Autonomous material discovery

Internal previewProject · 2025

Motivation

Why this project exists

Materials discovery is bottlenecked by characterization, not hypothesis. Modern computational chemistry can propose far more candidate compounds than human-paced laboratories can synthesize, characterize, and validate. Closing the loop requires automation across the entire pipeline.

Synthesis is our closed-loop materials-discovery pipeline. It hypothesizes candidate structures, simulates their properties, schedules synthesis on automated hardware, characterizes the result, and feeds outcomes back into the hypothesis generator. We are exploring novel superconductor and battery-material families. We are not claiming any specific result that has not been independently replicated.

Approach

How we work on it

Hypothesis generation under cost constraints

A foundation-model-based hypothesizer proposes candidate compounds prioritized by simulated property gain divided by estimated synthesis cost.
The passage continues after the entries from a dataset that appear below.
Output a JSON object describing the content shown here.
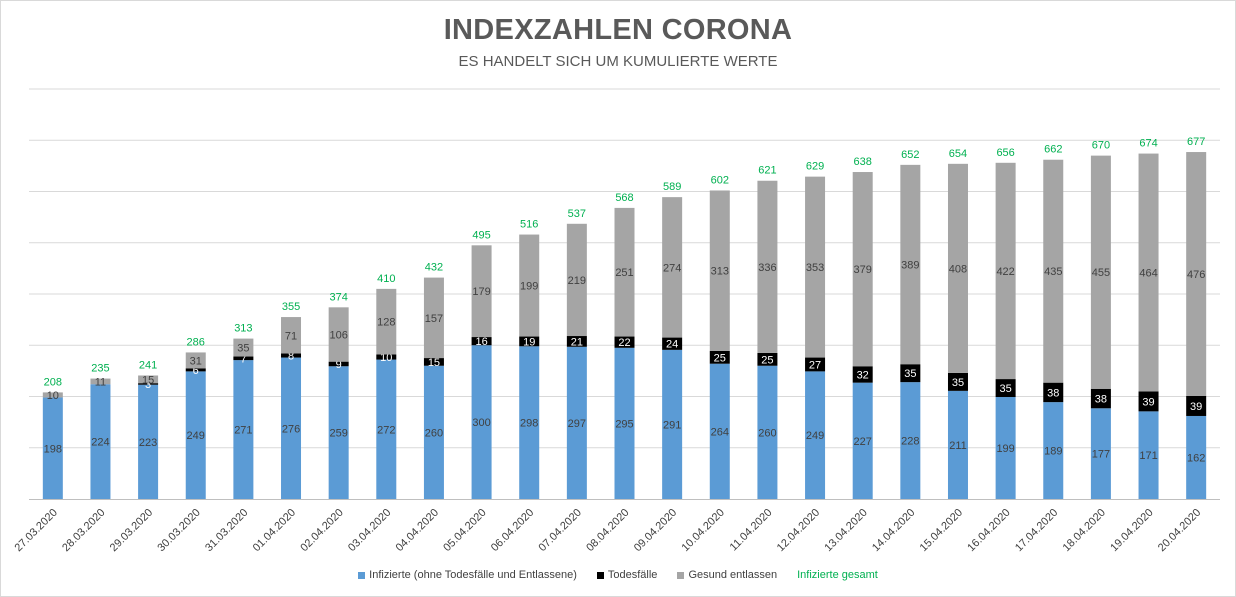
{
  "chart_data": {
    "type": "bar",
    "stacked": true,
    "title": "INDEXZAHLEN CORONA",
    "subtitle": "ES HANDELT SICH UM KUMULIERTE WERTE",
    "categories": [
      "27.03.2020",
      "28.03.2020",
      "29.03.2020",
      "30.03.2020",
      "31.03.2020",
      "01.04.2020",
      "02.04.2020",
      "03.04.2020",
      "04.04.2020",
      "05.04.2020",
      "06.04.2020",
      "07.04.2020",
      "08.04.2020",
      "09.04.2020",
      "10.04.2020",
      "11.04.2020",
      "12.04.2020",
      "13.04.2020",
      "14.04.2020",
      "15.04.2020",
      "16.04.2020",
      "17.04.2020",
      "18.04.2020",
      "19.04.2020",
      "20.04.2020"
    ],
    "series": [
      {
        "name": "Infizierte (ohne Todesfälle und Entlassene)",
        "color": "#5b9bd5",
        "values": [
          198,
          224,
          223,
          249,
          271,
          276,
          259,
          272,
          260,
          300,
          298,
          297,
          295,
          291,
          264,
          260,
          249,
          227,
          228,
          211,
          199,
          189,
          177,
          171,
          162
        ]
      },
      {
        "name": "Todesfälle",
        "color": "#000000",
        "values": [
          0,
          0,
          3,
          6,
          7,
          8,
          9,
          10,
          15,
          16,
          19,
          21,
          22,
          24,
          25,
          25,
          27,
          32,
          35,
          35,
          35,
          38,
          38,
          39,
          39
        ]
      },
      {
        "name": "Gesund entlassen",
        "color": "#a5a5a5",
        "values": [
          10,
          11,
          15,
          31,
          35,
          71,
          106,
          128,
          157,
          179,
          199,
          219,
          251,
          274,
          313,
          336,
          353,
          379,
          389,
          408,
          422,
          435,
          455,
          464,
          476
        ]
      }
    ],
    "totals": {
      "name": "Infizierte gesamt",
      "color": "#00b050",
      "values": [
        208,
        235,
        241,
        286,
        313,
        355,
        374,
        410,
        432,
        495,
        516,
        537,
        568,
        589,
        602,
        621,
        629,
        638,
        652,
        654,
        656,
        662,
        670,
        674,
        677
      ]
    },
    "ylim": [
      0,
      800
    ],
    "gridlines": true,
    "legend_position": "bottom"
  }
}
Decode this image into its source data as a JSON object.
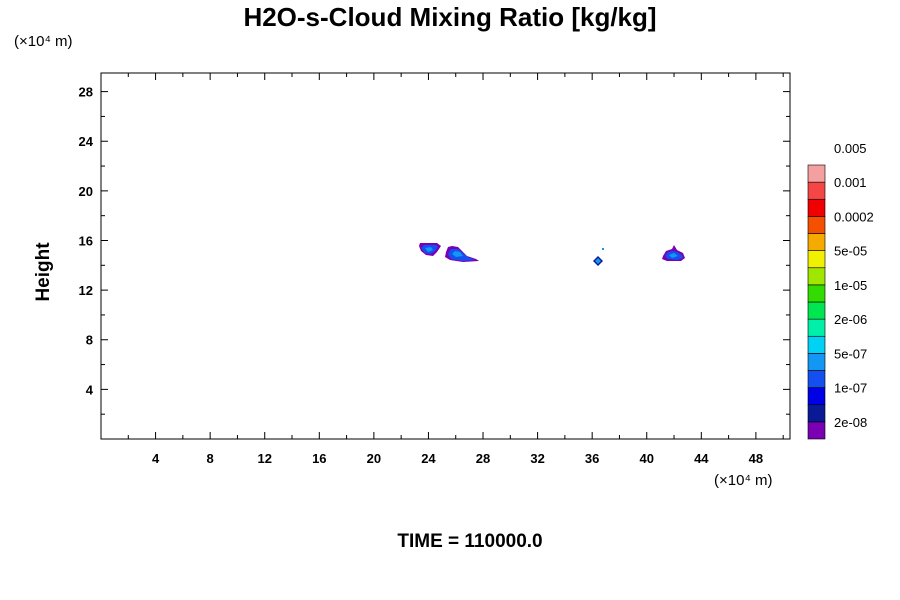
{
  "chart_data": {
    "type": "heatmap",
    "title": "H2O-s-Cloud Mixing Ratio [kg/kg]",
    "xlabel": "",
    "ylabel": "Height",
    "x_unit": "(×10⁴ m)",
    "y_unit": "(×10⁴ m)",
    "xlim": [
      0,
      50.5
    ],
    "ylim": [
      0,
      29.5
    ],
    "x_ticks": [
      4,
      8,
      12,
      16,
      20,
      24,
      28,
      32,
      36,
      40,
      44,
      48
    ],
    "y_ticks": [
      4,
      8,
      12,
      16,
      20,
      24,
      28
    ],
    "grid": false,
    "colorbar": {
      "colors": [
        "#7a00b4",
        "#0a1a96",
        "#0000e6",
        "#1450f0",
        "#1496f5",
        "#00d2f5",
        "#00f0aa",
        "#00e650",
        "#32dc00",
        "#a0e600",
        "#f0f000",
        "#f5aa00",
        "#f55000",
        "#f00000",
        "#f54646",
        "#f5a0a0"
      ],
      "labels": [
        "2e-08",
        "1e-07",
        "5e-07",
        "2e-06",
        "1e-05",
        "5e-05",
        "0.0002",
        "0.001",
        "0.005"
      ]
    },
    "regions": [
      {
        "x": 24.3,
        "y": 15.3,
        "level": "1e-07"
      },
      {
        "x": 26.7,
        "y": 14.9,
        "level": "1e-07"
      },
      {
        "x": 36.9,
        "y": 14.7,
        "level": "1e-07"
      },
      {
        "x": 42.7,
        "y": 15.0,
        "level": "1e-07"
      }
    ]
  },
  "footer": {
    "time_label": "TIME = 110000.0"
  }
}
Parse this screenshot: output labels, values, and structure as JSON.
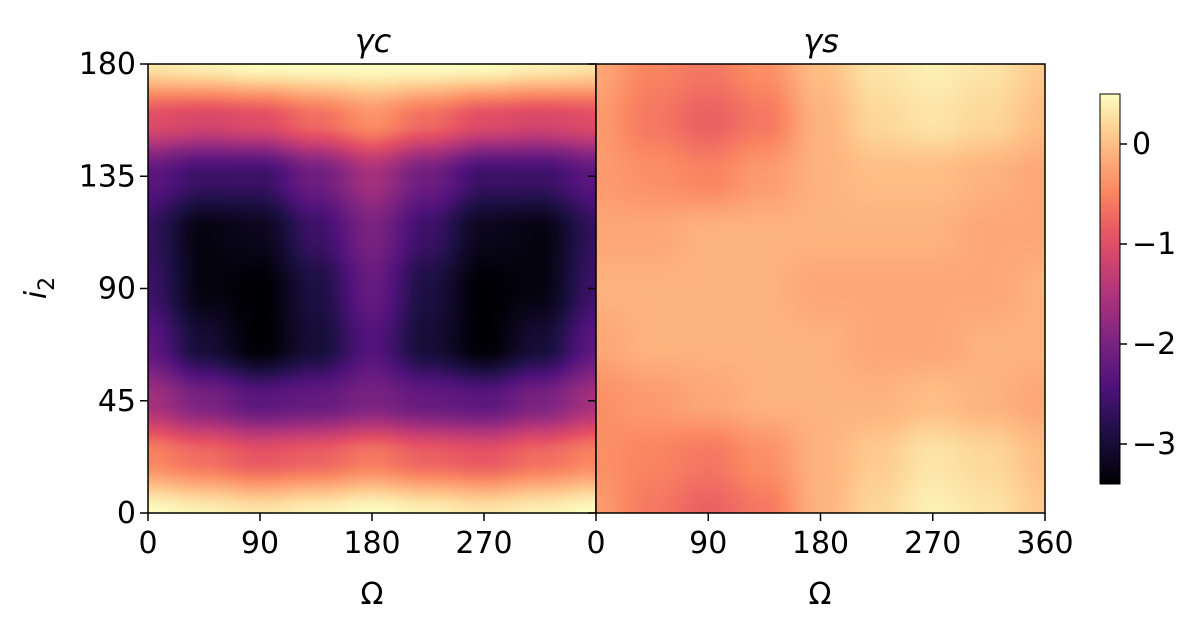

The cost model is itself learned from prior synthesis runs.

Automated synthesis and characterization

Modular robotic synthesizer + multi-modal characterization stack (XRD, ARPES adapter, susceptometer). Sample-tracking is end-to-end: every characterization datum links back to a hypothesis lineage.

Closed-loop active learning

The pipeline runs as a Bayesian optimization loop with explicit uncertainty quantification on the surrogate property model. The loop also schedules dedicated runs to reduce uncertainty in regions of the design space the surrogate is least confident about.

Progress

Where the work stands

ShippedQ3 2025
Initial pipeline integration
End-to-end demo with three closed-loop iterations on a benchmark battery-material family.
In progressQ2 2026
Characterization throughput scale-up
New characterization hardware halves cycle time per candidate.
PlannedQ4 2026
Open release of pipeline framework
Public release of the orchestration layer and a curated benchmark.

Open questions

What we are still figuring out

01
Characterization-noise modeling
How do we faithfully model the systematic noise of a multi-modal characterization stack so the surrogate model is not trained on artifacts?
02
Cost-aware exploration
When synthesis cost varies by 100× across the design space, naive Bayesian optimization concentrates in the cheap region. Cost-aware acquisition is harder than it sounds.
03
Replication and provenance
For any positive result, the standard for replication should be high. We are designing the pipeline so external groups can replicate from the ledger.